Par Mathieu Perchat le 2024/02

L’auteur fait partie de l’Initiative de journalisme local

Pour faire écho à la 14e édition de la semaine rimouskoise de l’environnement qui a lieu du 19 au 27 février 2024, abordons la thématique fondamentale de la décroissance. Car renoncer maintenant à la surconsommation et à l’embourgeoisement est un acte de sagesse et une action volontaire. Alors que la sobriété vers laquelle on se dirige obligatoirement sera imposée par les limites planétaires.

La décroissance est un mode de vie qui consiste à réinventer la manière dont on fait société collectivement. Ce n’est plus une instance supérieure qui décide ce qui est bon pour la population, mais cette dernière qui décide, sans tomber dans la domination de la majorité ; la démocratie est alors pensée sous d’autres modalités que la démocratie représentative actuelle (Abraham, 2019, p. 35).

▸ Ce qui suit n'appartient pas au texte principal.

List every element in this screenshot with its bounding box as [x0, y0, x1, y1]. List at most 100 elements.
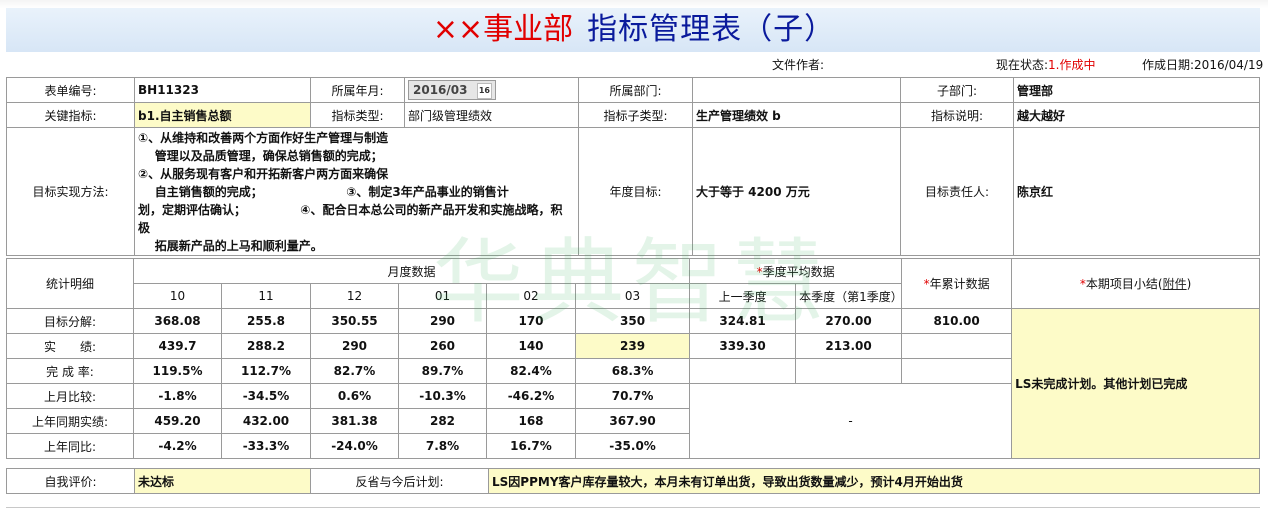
method-line: ①、从维持和改善两个方面作好生产管理与制造 [138, 131, 389, 145]
summary-header-text: 本期项目小结( [1085, 277, 1163, 291]
actual-curr-quarter: 213.00 [795, 333, 903, 359]
actual-cell: 439.7 [133, 333, 222, 359]
method-label: 目标实现方法: [6, 127, 135, 256]
annual-target-label: 年度目标: [578, 127, 693, 256]
mom-cell: 70.7% [574, 383, 691, 409]
mom-cell: -1.8% [133, 383, 222, 409]
prev-quarter-header: 上一季度 [689, 283, 797, 309]
attachment-link[interactable]: 附件 [1163, 277, 1187, 291]
month-header: 11 [221, 283, 311, 309]
created-label: 作成日期: [1142, 58, 1195, 72]
summary-header-close: ) [1186, 277, 1192, 291]
created-info: 作成日期:2016/04/19 [1142, 57, 1263, 73]
dept-value [692, 77, 901, 103]
kpi-desc-value: 越大越好 [1013, 102, 1260, 128]
top-strip [0, 0, 1268, 8]
yoy-cell: -33.3% [221, 433, 311, 459]
summary-text: LS未完成计划。其他计划已完成 [1011, 308, 1261, 459]
method-line: 极 [138, 221, 151, 235]
yoy-cell: 16.7% [486, 433, 576, 459]
page-title: ××事业部 指标管理表（子） [0, 10, 1268, 50]
actual-cell: 290 [310, 333, 399, 359]
actual-current-month: 239 [574, 333, 691, 359]
rate-prev-quarter [689, 358, 797, 384]
kpi-value: b1.自主销售总额 [134, 102, 311, 128]
quarterly-header-text: 季度平均数据 [762, 264, 835, 279]
row-label-actual: 实 绩: [6, 333, 134, 359]
method-line: 划，定期评估确认； ④、配合日本总公司的新产品开发和实施战略，积 [138, 203, 563, 217]
evaluation-table: 自我评价: 未达标 反省与今后计划: LS因PPMY客户库存量较大，本月未有订单… [6, 468, 1260, 494]
form-table: 表单编号: BH11323 所属年月: 2016/03 16 所属部门: 子部门… [6, 77, 1260, 256]
month-header: 10 [133, 283, 222, 309]
rate-cell: 112.7% [221, 358, 311, 384]
kpi-desc-label: 指标说明: [900, 102, 1014, 128]
target-cell: 368.08 [133, 308, 222, 334]
ly-actual-cell: 432.00 [221, 408, 311, 434]
row-label-mom: 上月比较: [6, 383, 134, 409]
actual-cell: 140 [486, 333, 576, 359]
ly-actual-cell: 282 [398, 408, 487, 434]
status-info: 现在状态:1.作成中 [996, 57, 1096, 73]
title-main: 指标管理表（子） [587, 12, 836, 47]
mom-cell: -46.2% [486, 383, 576, 409]
status-value: 1.作成中 [1048, 58, 1096, 72]
sub-dept-label: 子部门: [900, 77, 1014, 103]
actual-cell: 260 [398, 333, 487, 359]
method-line: ②、从服务现有客户和开拓新客户两方面来确保 [138, 167, 389, 181]
method-line: 管理以及品质管理，确保总销售额的完成； [138, 149, 383, 163]
year-month-field[interactable]: 2016/03 16 [408, 80, 496, 100]
curr-quarter-header: 本季度（第1季度） [795, 283, 903, 309]
bottom-divider [6, 507, 1260, 508]
author-label: 文件作者: [772, 58, 825, 72]
method-line: 拓展新产品的上马和顺利量产。 [138, 239, 323, 253]
monthly-header: 月度数据 [132, 258, 691, 284]
row-label-rate: 完 成 率: [6, 358, 134, 384]
plan-value: LS因PPMY客户库存量较大，本月未有订单出货，导致出货数量减少，预计4月开始出… [488, 468, 1260, 494]
year-month-cell: 2016/03 16 [404, 77, 579, 103]
yoy-cell: -24.0% [310, 433, 399, 459]
stats-table: 统计明细 月度数据 *季度平均数据 *年累计数据 *本期项目小结(附件) 10 … [6, 258, 1261, 459]
self-eval-value: 未达标 [134, 468, 311, 494]
owner-label: 目标责任人: [900, 127, 1014, 256]
ly-actual-cell: 168 [486, 408, 576, 434]
kpi-label: 关键指标: [6, 102, 135, 128]
rate-curr-quarter [795, 358, 903, 384]
month-header: 01 [398, 283, 487, 309]
calendar-icon[interactable]: 16 [476, 83, 492, 99]
kpi-type-label: 指标类型: [310, 102, 405, 128]
row-label-yoy: 上年同比: [6, 433, 134, 459]
plan-label: 反省与今后计划: [310, 468, 489, 494]
method-line: 自主销售额的完成； ③、制定3年产品事业的销售计 [138, 185, 509, 199]
self-eval-label: 自我评价: [6, 468, 135, 494]
actual-cell: 288.2 [221, 333, 311, 359]
rate-cell: 82.7% [310, 358, 399, 384]
row-label-target: 目标分解: [6, 308, 134, 334]
owner-value: 陈京红 [1013, 127, 1260, 256]
month-header: 02 [486, 283, 576, 309]
target-cell: 255.8 [221, 308, 311, 334]
title-department: ××事业部 [432, 12, 574, 47]
kpi-type-value: 部门级管理绩效 [404, 102, 579, 128]
yoy-cell: 7.8% [398, 433, 487, 459]
target-cell: 350 [574, 308, 691, 334]
target-cell: 170 [486, 308, 576, 334]
target-curr-quarter: 270.00 [795, 308, 903, 334]
yoy-cell: -4.2% [133, 433, 222, 459]
annual-cum-header: *年累计数据 [901, 258, 1013, 309]
dept-label: 所属部门: [578, 77, 693, 103]
form-no-label: 表单编号: [6, 77, 135, 103]
yoy-cell: -35.0% [574, 433, 691, 459]
ly-actual-cell: 381.38 [310, 408, 399, 434]
status-label: 现在状态: [996, 58, 1049, 72]
actual-annual-cum [901, 333, 1013, 359]
target-annual-cum: 810.00 [901, 308, 1013, 334]
rate-cell: 119.5% [133, 358, 222, 384]
row-label-ly-actual: 上年同期实绩: [6, 408, 134, 434]
target-prev-quarter: 324.81 [689, 308, 797, 334]
method-text: ①、从维持和改善两个方面作好生产管理与制造 管理以及品质管理，确保总销售额的完成… [134, 127, 579, 256]
ly-actual-cell: 367.90 [574, 408, 691, 434]
kpi-subtype-value: 生产管理绩效 b [692, 102, 901, 128]
month-header: 03 [574, 283, 691, 309]
rate-cell: 68.3% [574, 358, 691, 384]
mom-cell: 0.6% [310, 383, 399, 409]
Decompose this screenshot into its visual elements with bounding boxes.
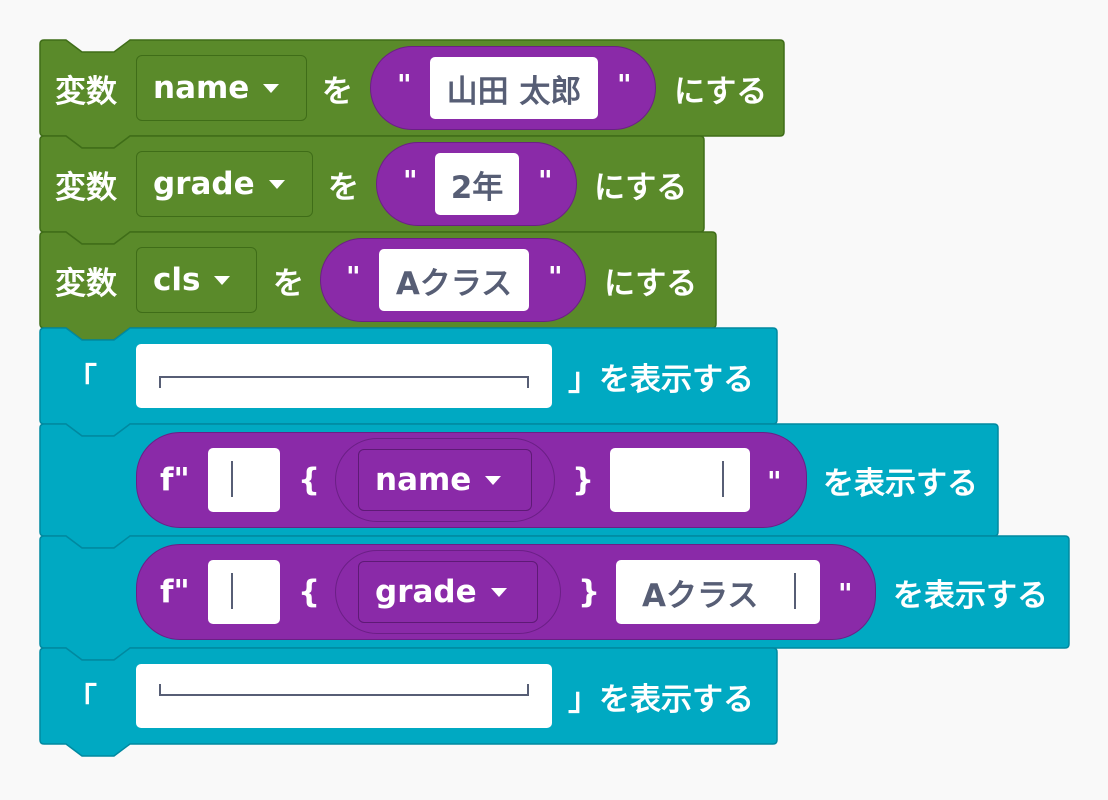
box-top-border-icon [159,376,529,388]
text-cursor [231,573,233,609]
open-bracket: 「 [66,681,97,718]
block-prefix: 変数 [55,265,117,302]
variable-name-label: name [153,70,250,106]
fstring-quote-close: " [838,577,853,610]
quote-open: " [403,164,418,197]
brace-close: } [572,462,595,498]
dropdown-arrow-icon [485,475,502,485]
variable-name-label: grade [375,574,477,610]
fstring-prefix: f" [160,462,190,498]
variable-name-label: name [375,462,472,498]
fstring-text-before[interactable] [208,448,280,512]
block-prefix: 変数 [55,169,117,206]
quote-close: " [538,164,553,197]
fstring-prefix: f" [160,574,190,610]
block-connector: を [322,73,353,110]
block-suffix: にする [594,169,688,206]
variable-name-label: cls [153,262,201,298]
variable-dropdown-grade[interactable]: grade [358,561,538,623]
brace-open: { [298,574,321,610]
fstring-text-after[interactable]: Aクラス [616,560,820,624]
text-field-value[interactable]: 2年 [435,153,519,215]
quote-open: " [397,68,412,101]
text-field-border-top[interactable]: ┌─────────────────┐ [136,344,552,408]
block-suffix: にする [604,265,698,302]
brace-close: } [578,574,601,610]
dropdown-arrow-icon [490,587,507,597]
block-stack: 変数 name を " 山田 太郎 " にする 変数 grade を " 2年 … [0,0,1108,800]
dropdown-arrow-icon [214,275,231,285]
text-cursor [722,461,724,497]
box-bottom-border-icon [159,684,529,696]
text-field-border-bottom[interactable]: └─────────────────┘ [136,664,552,728]
variable-dropdown-cls[interactable]: cls [136,247,257,313]
block-action: を表示する [823,465,978,502]
variable-name-label: grade [153,166,255,202]
open-bracket: 「 [66,361,97,398]
text-field-value[interactable]: Aクラス [379,249,529,311]
variable-dropdown-name[interactable]: name [358,449,532,511]
block-connector: を [273,265,304,302]
text-cursor [231,461,233,497]
variable-reporter-name[interactable]: name [335,438,555,522]
quote-close: " [548,260,563,293]
block-suffix: にする [674,73,768,110]
fstring-text-before[interactable] [208,560,280,624]
block-action: 」を表示する [568,361,754,398]
variable-reporter-grade[interactable]: grade [335,550,561,634]
text-cursor [794,573,796,609]
variable-dropdown-grade[interactable]: grade [136,151,313,217]
text-field-value[interactable]: 山田 太郎 [430,57,598,119]
brace-open: { [298,462,321,498]
block-action: 」を表示する [568,681,754,718]
fstring-text-after[interactable] [610,448,750,512]
quote-close: " [617,68,632,101]
quote-open: " [346,260,361,293]
block-action: を表示する [893,577,1048,614]
block-prefix: 変数 [55,73,117,110]
dropdown-arrow-icon [268,179,285,189]
fstring-quote-close: " [767,465,782,498]
block-connector: を [328,169,359,206]
dropdown-arrow-icon [263,83,280,93]
variable-dropdown-name[interactable]: name [136,55,307,121]
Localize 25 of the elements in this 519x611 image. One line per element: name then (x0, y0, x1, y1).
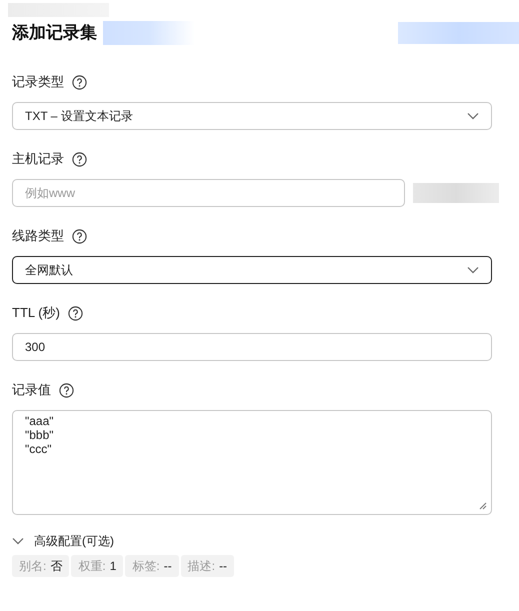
advanced-toggle[interactable]: 高级配置(可选) (12, 532, 114, 550)
field-label: 记录类型 (12, 73, 64, 92)
config-tag: 标签: -- (125, 555, 179, 577)
field-label: 记录值 (12, 381, 51, 400)
field-label: 线路类型 (12, 227, 64, 246)
record-value-field[interactable]: "aaa" "bbb" "ccc" (12, 410, 492, 515)
text-field[interactable]: 300 (12, 333, 492, 361)
config-tag: 别名: 否 (12, 555, 70, 577)
select-field[interactable]: 全网默认 (12, 256, 492, 284)
field-label: 主机记录 (12, 150, 64, 168)
help-icon[interactable] (72, 152, 87, 166)
text-field[interactable]: 例如www (12, 179, 405, 207)
resize-handle-icon[interactable] (479, 502, 487, 510)
chevron-down-icon (467, 112, 479, 120)
config-tag: 描述: -- (180, 555, 234, 577)
help-icon[interactable] (72, 228, 87, 244)
help-icon[interactable] (68, 306, 83, 320)
dialog-title: 添加记录集 (12, 22, 97, 44)
config-tag: 权重: 1 (71, 555, 124, 577)
field-label: TTL (秒) (12, 304, 60, 322)
help-icon[interactable] (72, 74, 87, 90)
chevron-down-icon (12, 537, 24, 545)
select-field[interactable]: TXT – 设置文本记录 (12, 102, 492, 130)
help-icon[interactable] (59, 382, 74, 398)
chevron-down-icon (467, 266, 479, 274)
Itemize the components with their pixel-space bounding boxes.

Les inégalités qu’engendre la croissance

En effet, la croissance économique nourrit à l’extraction et l’exploitation des ressources reste un piège idéologique auquel il faut renoncer collectivement. Et on y renonce en se tournant vers la décroissance (Abraham, 2019, p. 35). La décroissance traduit une volonté de se tourner vers un mode de vie dans lequel il devient possible de bien vivre pour la majorité des personnes, et non pas pour une petite minorité comme avec l’idéologie de la croissance. Car il faut rappeler qu’en plus de créer des inégalités au sein d’une même société riche, cette dernière reste dépendante d’autres sociétés qui vivent encore plus mal.

Le rapport du Programme des Nations unies pour le développement (PNUD) concluait que : « Le monde est plus inégalitaire aujourd’hui qu’il ne l’a jamais été depuis la Deuxième Guerre mondiale » (Rapport, 2016, p. 16).

À l’échelle individuelle, la croissance provoque également un mal-être, celui de l’injonction à être productif et productive en tout temps, peu importe ce qu’il en coute, et même si l’activité n’apporte aucune utilité véritable à la société, comme les bullshit jobs.

Pour contrer la croissance, il devient nécessaire de repenser la notion de salaire, en appliquant un revenu maximum, mais aussi sur le droit de propriété et sur l’héritage (en gros, les sujets qui fâchent la bourgeoisie).  

De ce fait, la décroissance relie la justice environnementale à la justice sociale. Les deux formes de justices forment ses piliers fondamentaux.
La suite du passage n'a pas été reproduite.